By Kari Williamson
Oerlikon says the sale is a strategic move “to focus its portfolio and enable management to develop the larger, high-performing businesses in the group".
The financial details of the transaction have not been disclosed, but Oerlikon says the deal “secures our customers” and will “maintain service levels at the highest standards.” The fate of the 675 Oerlikon Solar employees at 8 locations world-wide is not yet known.
Dr Michael Buscher, CEO of Oerlikon Group, comments: "This divestment is an important part of our strategy to streamline and balance the Group portfolio. TEL is an ideal strategic buyer for our solar business. Its main operations are close to the predominantly Asian customer base and having had a partnership with them for three years, they know our Solar Segment well.
“The sale will give us the opportunity to focus on our high performing businesses, where we have critical mass, strong market positions and the potential to grow even further with increased profitability. We are convinced that this step is also the best solution for our employees as TEL is a strategic buyer aiming to develop a core solar business."
Hiroshi Takenaka, President & CEO of TEL, adds: "Over the past three years we have confirmed Oerlikon Solar's technological strength through our activities as a sales representative in the Asia and Oceania regions.

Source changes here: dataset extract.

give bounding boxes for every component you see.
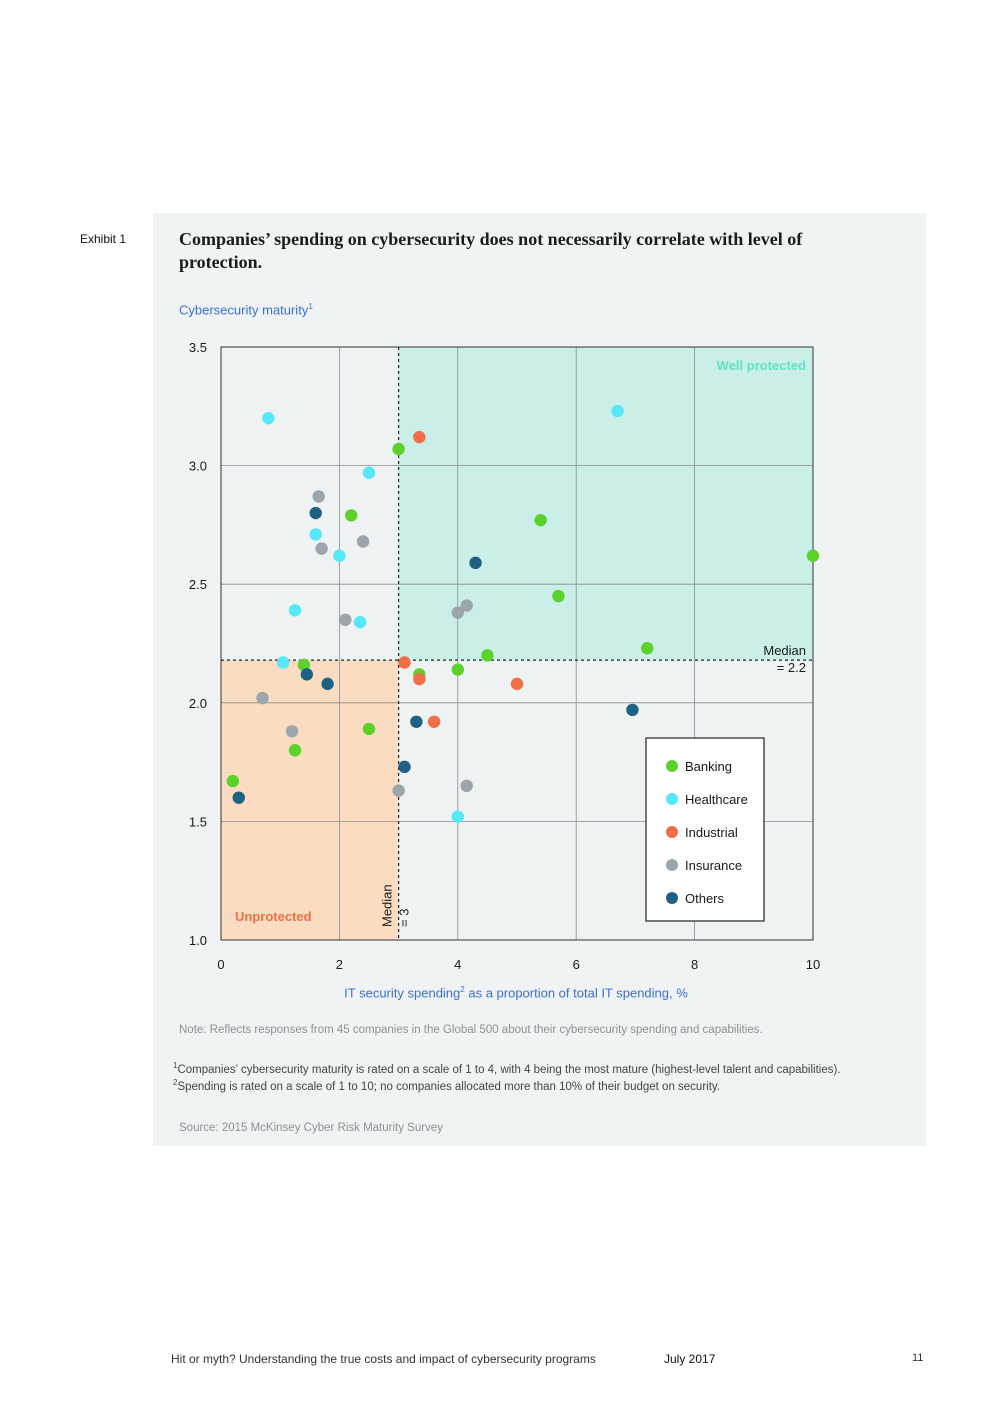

TEL will take this opportunity to combine Oerlikon Solar's expertise and TEL's own semiconductor production equipment technologies that we have developed over many years to further improve performance.
“The establishment of operations in the photovoltaic power generation business, that is anticipated to demonstrate continued development in the future, is one part of TEL's growth strategies, and we are also confident that we can contribute to the mitigation of global environmental issues in our role as a production equipment manufacturer."